Some of the recommendations did not change much from the ones in Baveno V, in particular those related to surveillance of esophageal varices, patients with no varices or small varices and those with large varices. In those with no varices and ongoing liver injury and it was recommended that an upper endoscopy (EGD) should be repeated in 2 yrs, otherwise in 3 years. Those with small varices with ongoing liver injury need a repeat EGD in 1 yr, otherwise in 2 years. Those with large varices need therapy with beta blockers or endoscopic band ligation. This should be based on expertise, local resources and patient preference. In regards to the bleeding episode, most recommendations in regards to resuscitation, airway management, blood volume restitution, antibiotic prophylaxis and early vasoactive therapy remained unchanged. It was agreed that endoscopic therapy should be performed within 12 h of admission and that band ligation was the preferred endoscopic therapy. Risk stratification is of key importance and given the results of high quality studies showing that the early placement of transjugular intrahepatic portosystemic shunts TIPS (within 72 h) for patients AVB with Child B actively bleeding or C cirrhosis (≤ 13 points) is associated with a significant reduction in rebleeding and mortality. Thus an early TIPS with PTFE-covered stents should be considered in patients bleeding from varices that are at risk high risk of treatment failure.
In regards to secondary prophylaxis, not much changed and beta blockers and band ligation are recommended until eradication of varices. The issue of safety of beta blockers in patients with advanced liver disease was addressed and the recommendations were that in patients with cirrhosis and refractory ascites both propranolol and nadolol should be used with caution and close monitoring of blood pressure, serum sodium and serum creatinine. These drugs should be discontinued in those with refractory ascites that have a low systolic blood pressure < 90 mmHg, hyponatremia (< 130 mEq/L) or acute kidney injury. If there was a clear trigger for these events (e.g. spontaneous bacterial peritonitis), re-staring beta blockers should be considered after resolution of the precipitant. Many other issues regarding research agendas in different areas and the topic of vascular diseases of the liver in cirrhotic and non-cirrhotic portal hypertension are thoroughly discussed.
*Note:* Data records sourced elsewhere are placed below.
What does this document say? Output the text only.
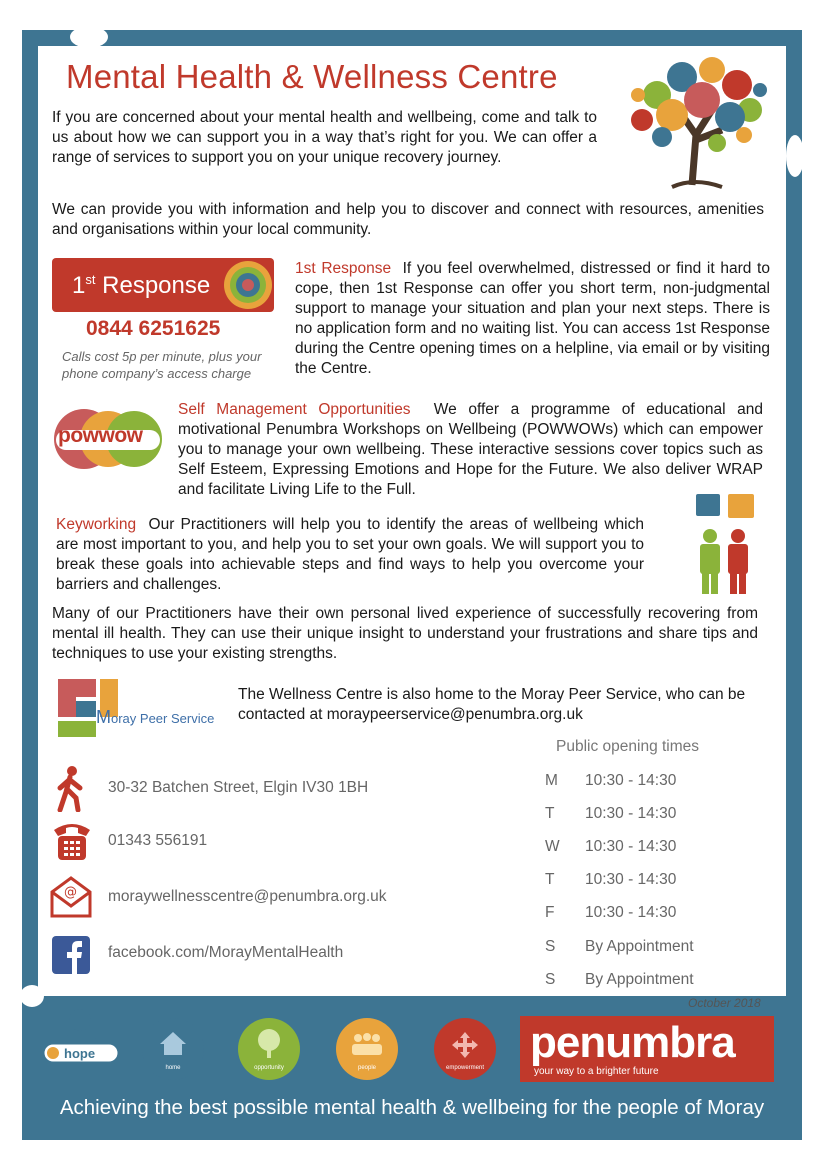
Mental Health & Wellness Centre

If you are concerned about your mental health and wellbeing, come and talk to us about how we can support you in a way that’s right for you. We can offer a range of services to support you on your unique recovery journey.

We can provide you with information and help you to discover and connect with resources, amenities and organisations within your local community.

1st Response
0844 6251625

Calls cost 5p per minute, plus your phone company’s access charge

1st Response If you feel overwhelmed, distressed or find it hard to cope, then 1st Response can offer you short term, non-judgmental support to manage your situation and plan your next steps. There is no application form and no waiting list. You can access 1st Response during the Centre opening times on a helpline, via email or by visiting the Centre.

powwow

Self Management Opportunities We offer a programme of educational and motivational Penumbra Workshops on Wellbeing (POWWOWs) which can empower you to manage your own wellbeing. These interactive sessions cover topics such as Self Esteem, Expressing Emotions and Hope for the Future. We also deliver WRAP and facilitate Living Life to the Full.

Keyworking Our Practitioners will help you to identify the areas of wellbeing which are most important to you, and help you to set your own goals. We will support you to break these goals into achievable steps and find ways to help you overcome your barriers and challenges.

Many of our Practitioners have their own personal lived experience of successfully recovering from mental ill health. They can use their unique insight to understand your frustrations and share tips and techniques to use your existing strengths.

Moray Peer Service

The Wellness Centre is also home to the Moray Peer Service, who can be contacted at moraypeerservice@penumbra.org.uk

30-32 Batchen Street, Elgin IV30 1BH
01343 556191
@ moraywellnesscentre@penumbra.org.uk
facebook.com/MorayMentalHealth
Public opening times
M 10:30 - 14:30
T 10:30 - 14:30
W 10:30 - 14:30
T 10:30 - 14:30
F 10:30 - 14:30
S By Appointment
S By Appointment
October 2018
hope
home	opportunity	people	empowerment
penumbra
your way to a brighter future
Achieving the best possible mental health & wellbeing for the people of Moray
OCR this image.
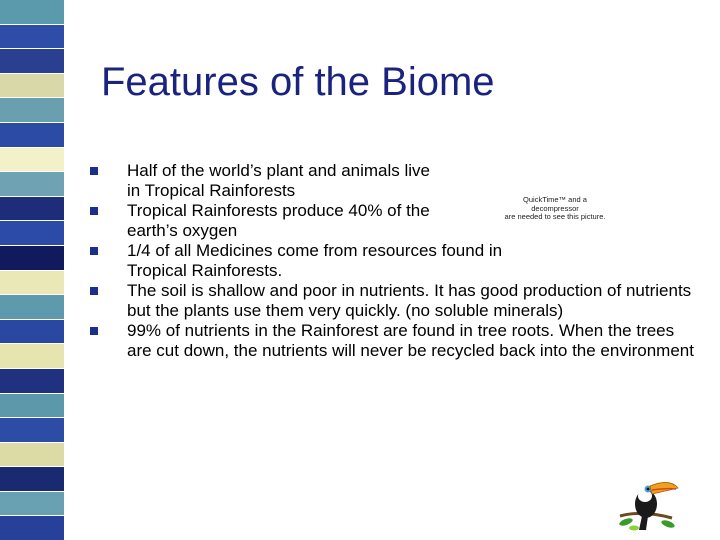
Features of the Biome
Half of the world’s plant and animals live in Tropical Rainforests
Tropical Rainforests produce 40% of the earth’s oxygen
1/4 of all Medicines come from resources found in Tropical Rainforests.
The soil is shallow and poor in nutrients. It has good production of nutrients but the plants use them very quickly. (no soluble minerals)
99% of nutrients in the Rainforest are found in tree roots. When the trees are cut down, the nutrients will never be recycled back into the environment
QuickTime™ and a
decompressor
are needed to see this picture.
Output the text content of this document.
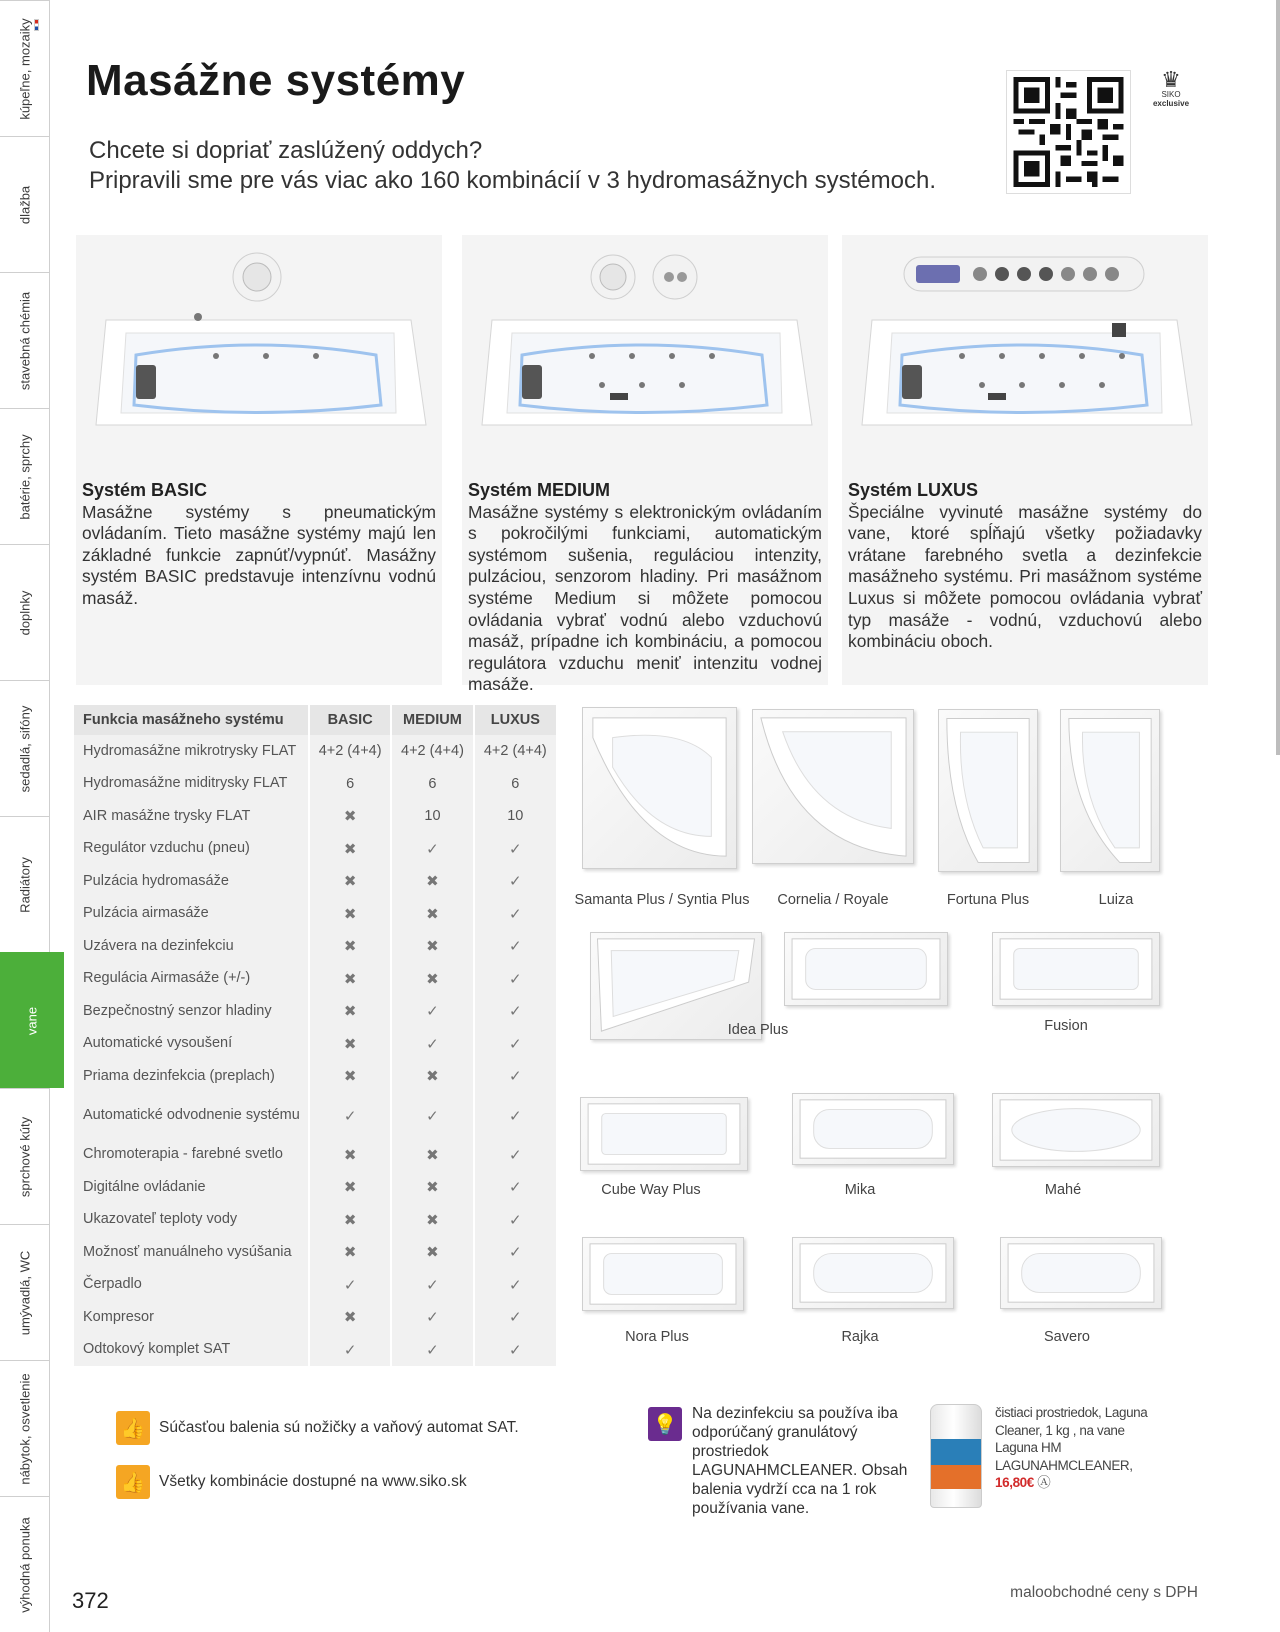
kúpeľne, mozaiky
dlažba
stavebná chémia
batérie, sprchy
doplnky
sedadlá, sifóny
Radiátory
vane
sprchové kúty
umývadlá, WC
nábytok, osvetlenie
výhodná ponuka
Masážne systémy
Chcete si dopriať zaslúžený oddych?
Pripravili sme pre vás viac ako 160 kombinácií v 3 hydromasážnych systémoch.
♛
SIKO
exclusive
Systém BASIC
Masážne systémy s pneumatickým ovládaním. Tieto masážne systémy majú len základné funkcie zapnúť/vypnúť. Masážny systém BASIC predstavuje intenzívnu vodnú masáž.
Systém MEDIUM
Masážne systémy s elektronickým ovládaním s pokročilými funkciami, automatickým systémom sušenia, reguláciou intenzity, pulzáciou, senzorom hladiny. Pri masážnom systéme Medium si môžete pomocou ovládania vybrať vodnú alebo vzduchovú masáž, prípadne ich kombináciu, a pomocou regulátora vzduchu meniť intenzitu vodnej masáže.
Systém LUXUS
Špeciálne vyvinuté masážne systémy do vane, ktoré spĺňajú všetky požiadavky vrátane farebného svetla a dezinfekcie masážneho systému. Pri masážnom systéme Luxus si môžete pomocou ovládania vybrať typ masáže - vodnú, vzduchovú alebo kombináciu oboch.
Funkcia masážneho systému	BASIC	MEDIUM	LUXUS
Hydromasážne mikrotrysky FLAT	4+2 (4+4)	4+2 (4+4)	4+2 (4+4)
Hydromasážne miditrysky FLAT	6	6	6
AIR masážne trysky FLAT	✖	10	10
Regulátor vzduchu (pneu)	✖	✓	✓
Pulzácia hydromasáže	✖	✖	✓
Pulzácia airmasáže	✖	✖	✓
Uzávera na dezinfekciu	✖	✖	✓
Regulácia Airmasáže (+/-)	✖	✖	✓
Bezpečnostný senzor hladiny	✖	✓	✓
Automatické vysoušení	✖	✓	✓
Priama dezinfekcia (preplach)	✖	✖	✓
Automatické odvodnenie systému	✓	✓	✓
Chromoterapia - farebné svetlo	✖	✖	✓
Digitálne ovládanie	✖	✖	✓
Ukazovateľ teploty vody	✖	✖	✓
Možnosť manuálneho vysúšania	✖	✖	✓
Čerpadlo	✓	✓	✓
Kompresor	✖	✓	✓
Odtokový komplet SAT	✓	✓	✓
Samanta Plus / Syntia Plus	Cornelia / Royale	Fortuna Plus	Luiza
Idea Plus	Fusion
Cube Way Plus	Mika	Mahé
Nora Plus	Rajka	Savero
👍 Súčasťou balenia sú nožičky a vaňový automat SAT.
👍 Všetky kombinácie dostupné na www.siko.sk
💡 Na dezinfekciu sa používa iba odporúčaný granulátový prostriedok LAGUNAHMCLEANER. Obsah balenia vydrží cca na 1 rok používania vane.
čistiaci prostriedok, Laguna Cleaner, 1 kg , na vane Laguna HM LAGUNAHMCLEANER,
16,80€ Ⓐ
372	maloobchodné ceny s DPH
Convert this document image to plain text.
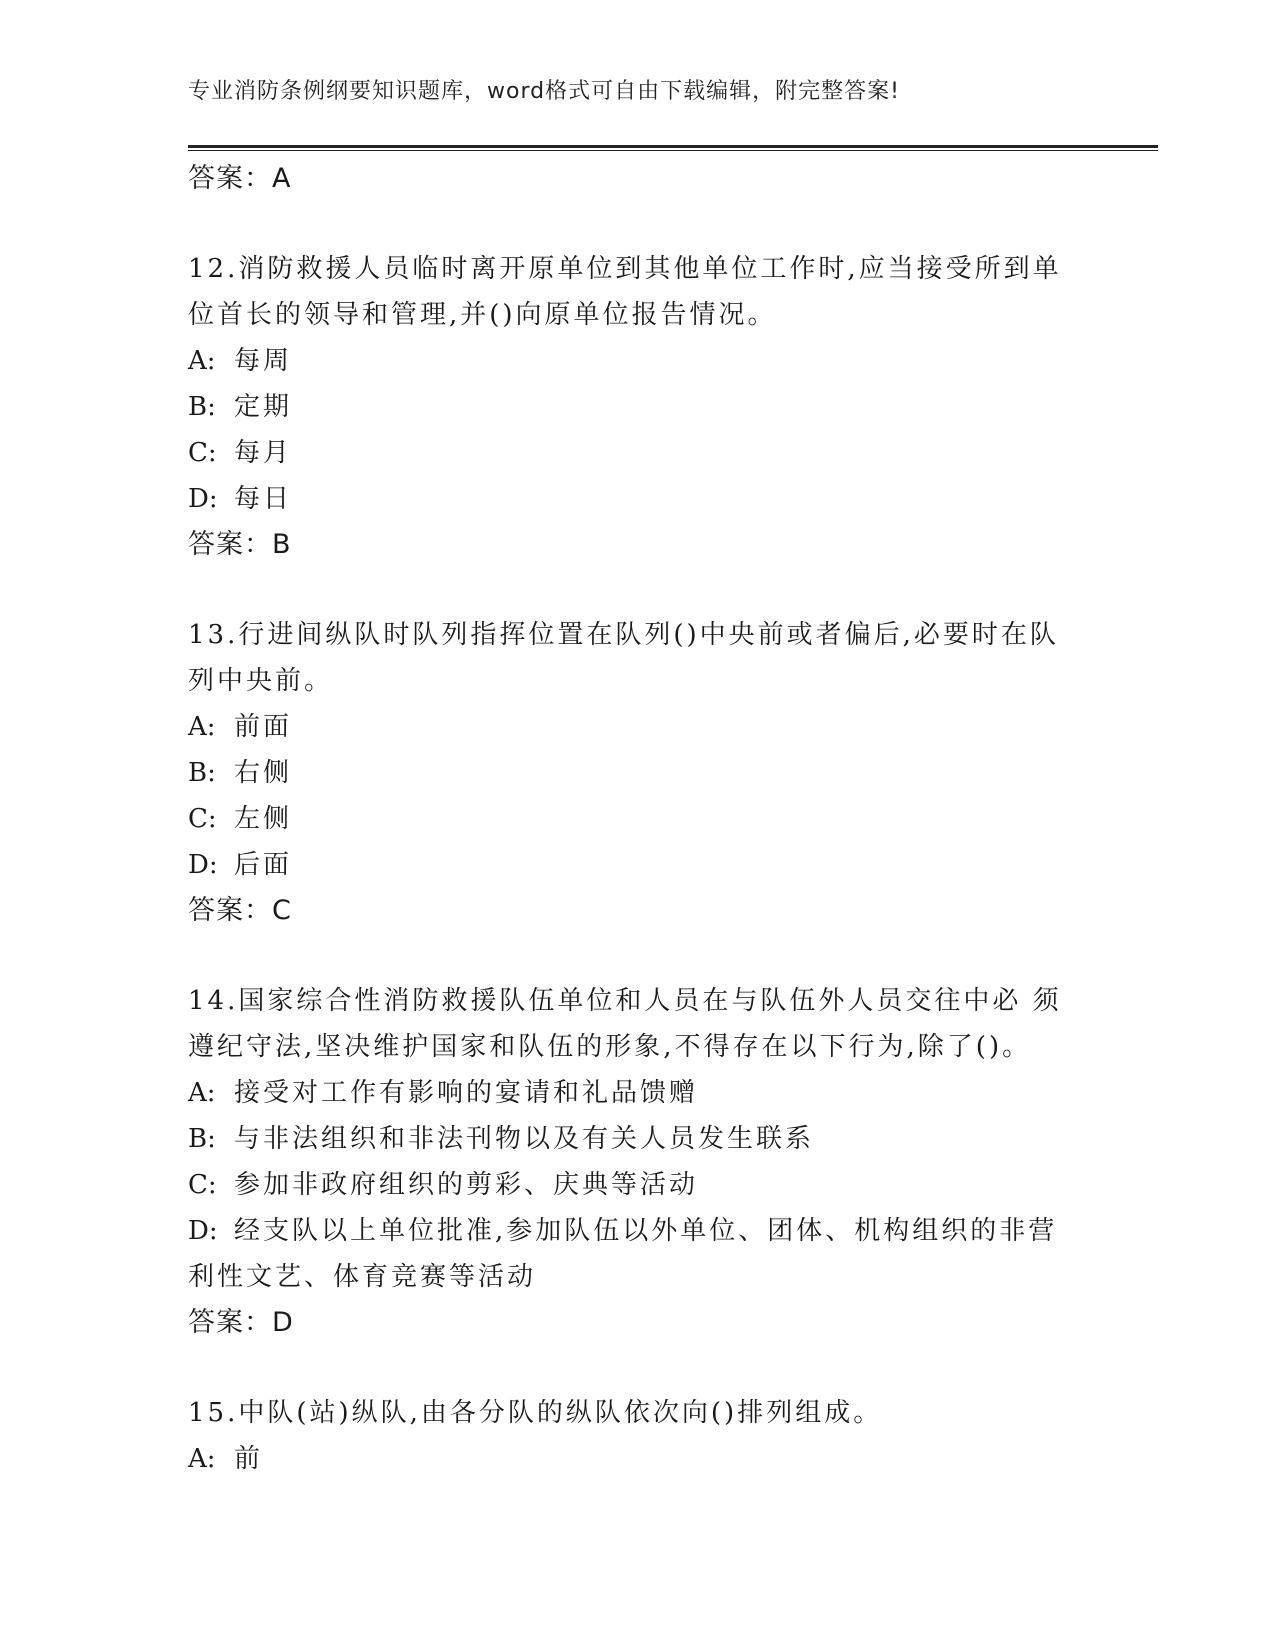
专业消防条例纲要知识题库，word格式可自由下载编辑，附完整答案!
答案：A
12.消防救援人员临时离开原单位到其他单位工作时,应当接受所到单
位首长的领导和管理,并()向原单位报告情况。
A: 每周
B: 定期
C: 每月
D: 每日
答案：B
13.行进间纵队时队列指挥位置在队列()中央前或者偏后,必要时在队
列中央前。
A: 前面
B: 右侧
C: 左侧
D: 后面
答案：C
14.国家综合性消防救援队伍单位和人员在与队伍外人员交往中必 须
遵纪守法,坚决维护国家和队伍的形象,不得存在以下行为,除了()。
A: 接受对工作有影响的宴请和礼品馈赠
B: 与非法组织和非法刊物以及有关人员发生联系
C: 参加非政府组织的剪彩、庆典等活动
D: 经支队以上单位批准,参加队伍以外单位、团体、机构组织的非营
利性文艺、体育竞赛等活动
答案：D
15.中队(站)纵队,由各分队的纵队依次向()排列组成。
A: 前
In summary this consensus keeps getting better and has more data driven recommendations than before. There is no question that the recommendations published in this consensus have all been thoroughly discussed and agreed upon by the most respected physicians around the globe in this area and this gathering of experts is due in great part by the unrelenting effort of Professor de Franchis who has been at the forefront of this endeavor for many years. I highly recommend that these guidelines be implemented as quality indicators in all GI and Liver and units around the world.